ゴム支承が設置時に施しているオゾン劣化対策としては、ゴムから(内部に含有させた)老化防止剤をしみ出させることで防止するタイプとEPDM(Ethylene Propylene Diene Monomer Rubber)という層を外側に巻き、最後に加硫する手法の2つに大別できます。傾向としてはEPDMを施している支承は劣化はなく、対象は老化防止剤染み出しタイプと言えます。
――補修材料はどのようなものですか
広瀬 10種類以上を試しましたが、明らかに性能を回復したのは既存支承の表面被覆ゴムに弾性特殊コーティング材を塗布する手法(川金コアテックK-PRO工法)と、三ツ星ベルト(保護層となるゴムを巻くタイプ)の2種類です。また、稀にひび割れが本体ゴムまで達していることがあり、そうした支承については取替を検討しています。そうした損傷を確認するための非破壊手法を現在研究中です。
ゴム支承の損傷状況と補修方法
保護層となるゴムを巻くタイプ
――具体的には
広瀬 X線を用いた非破壊検査方法です。
経年とともに性能が落ちてくるのは否めない
平成16年の低温オゾン性能試験を取り入れる前のゴム支承
――今回の熊本地震を見ていると、20年前に設置したゴム支承がこうした劣化により、設置時と同じ性能を有していたかを問う人も出てきていますが、性能が変化していることは考えられますか
広瀬 考えられます。ゴム支承はどうしても経年とともに性能が落ちてくるのは否めないと思います。ただ、橋梁の耐震に必要な性能は担保していると考えています。少々の劣化では、耐震性能に疑義が出るような状況には至らないと考えています。
――その根拠は
広瀬 東日本大震災時の仙台東部高架橋の知見です。同橋は供用から20年弱で、同地震によりゴム支承の一部が破断してしまいましたが、その時に破断したゴムの物性を調べています(土木学会構造工学論文集「東北地方太平洋沖地震により破断した積層ゴム支承の性能試験」2013年3月)。端的に言うと硬くなっていました。ゴム全体の変形性能は当初と比べるとおそらく落ちていますが、伸びないとはいえ、L2地震時の耐力は有している、ということが分かりました。力で抵抗できればゴムが破断することはないので、落橋に至ることはないと考えています。

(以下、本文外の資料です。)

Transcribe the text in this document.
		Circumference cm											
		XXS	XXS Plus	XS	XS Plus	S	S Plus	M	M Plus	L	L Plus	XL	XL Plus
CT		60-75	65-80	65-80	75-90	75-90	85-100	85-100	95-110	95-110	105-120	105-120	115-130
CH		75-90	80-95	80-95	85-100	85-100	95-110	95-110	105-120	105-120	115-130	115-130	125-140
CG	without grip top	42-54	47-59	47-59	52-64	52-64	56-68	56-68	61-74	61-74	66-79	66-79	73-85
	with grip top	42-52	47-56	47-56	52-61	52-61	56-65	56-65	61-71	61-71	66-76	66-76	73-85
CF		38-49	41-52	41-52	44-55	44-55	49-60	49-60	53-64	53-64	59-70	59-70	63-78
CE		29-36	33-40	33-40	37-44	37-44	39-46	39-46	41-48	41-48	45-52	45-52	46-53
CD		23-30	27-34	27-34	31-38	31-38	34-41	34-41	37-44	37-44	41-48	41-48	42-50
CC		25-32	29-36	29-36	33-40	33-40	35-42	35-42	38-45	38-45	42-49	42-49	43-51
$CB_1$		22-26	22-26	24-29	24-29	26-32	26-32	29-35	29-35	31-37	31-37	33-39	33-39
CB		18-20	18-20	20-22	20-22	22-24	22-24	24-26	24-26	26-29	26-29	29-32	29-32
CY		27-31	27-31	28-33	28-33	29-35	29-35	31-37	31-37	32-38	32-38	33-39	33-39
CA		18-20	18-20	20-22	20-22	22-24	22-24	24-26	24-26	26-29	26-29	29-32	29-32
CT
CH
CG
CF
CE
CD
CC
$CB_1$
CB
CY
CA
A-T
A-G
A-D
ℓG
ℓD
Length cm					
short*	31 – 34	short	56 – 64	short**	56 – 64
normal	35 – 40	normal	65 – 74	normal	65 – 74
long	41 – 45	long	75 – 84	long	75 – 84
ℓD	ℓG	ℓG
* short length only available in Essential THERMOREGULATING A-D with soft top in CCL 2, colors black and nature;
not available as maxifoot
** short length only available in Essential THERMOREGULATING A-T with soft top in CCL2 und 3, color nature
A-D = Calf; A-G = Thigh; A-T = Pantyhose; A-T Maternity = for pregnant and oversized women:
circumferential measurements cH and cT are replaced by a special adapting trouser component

尤も、現在のゴム支承はオゾン劣化対策を施したものが殆どであり、そうした支承で深刻な損傷が起きるケースはまだないと思います。しかし、平成16年の低温オゾン性能試験を取り入れる前のゴム支承については、対策を施しておらず、そうした初期のゴム支承はオゾン劣化対策を施していない支承もあり、注意が必要です。
――8章の耐震補強設計については落橋防止装置の溶接種別の明確化について記載していますね
広瀬 これは、落橋防止装置の溶接不良問題に対応したものです。溶接不良の一因として、製作会社における設計図面の溶接記号についての認識不足があるため、設計要領第二集橋梁建設編、同橋梁保全編において、鋼製の落橋防止構造を採用する場合の溶接種別(ルート間隔、開先角度、開先深さ等)の明確化について追記しています。
鋼製の落橋防止構造を採用する場合の溶接種別(ルート間隔、開先角度、開先深さ等)の明確化について追記
――設計要領第二集橋梁建設編の4章基礎構造の変更は
広瀬 場所打ち杭の鉄筋かご無溶接工法に関する項目を追加しました。
平成24年道路橋示方書の改定において、場所打杭の鉄筋かご製作時に溶接による仮止めが禁止になりました。その代替工法として、特殊金物による無溶接工法やなまし鉄線を用いて堅固に鉄筋かごを製作することになっています。
今回の改定ではそれに従い、場所打ちコンクリート杭の項目に鉄筋かごの製作を追加しています。特殊金物等による無溶接工法については、「場所打ちコンクリート杭の鉄筋かご無溶接工法設計・施工に関するガイドライン(2015年 日本基礎建設協会)」を参考にします。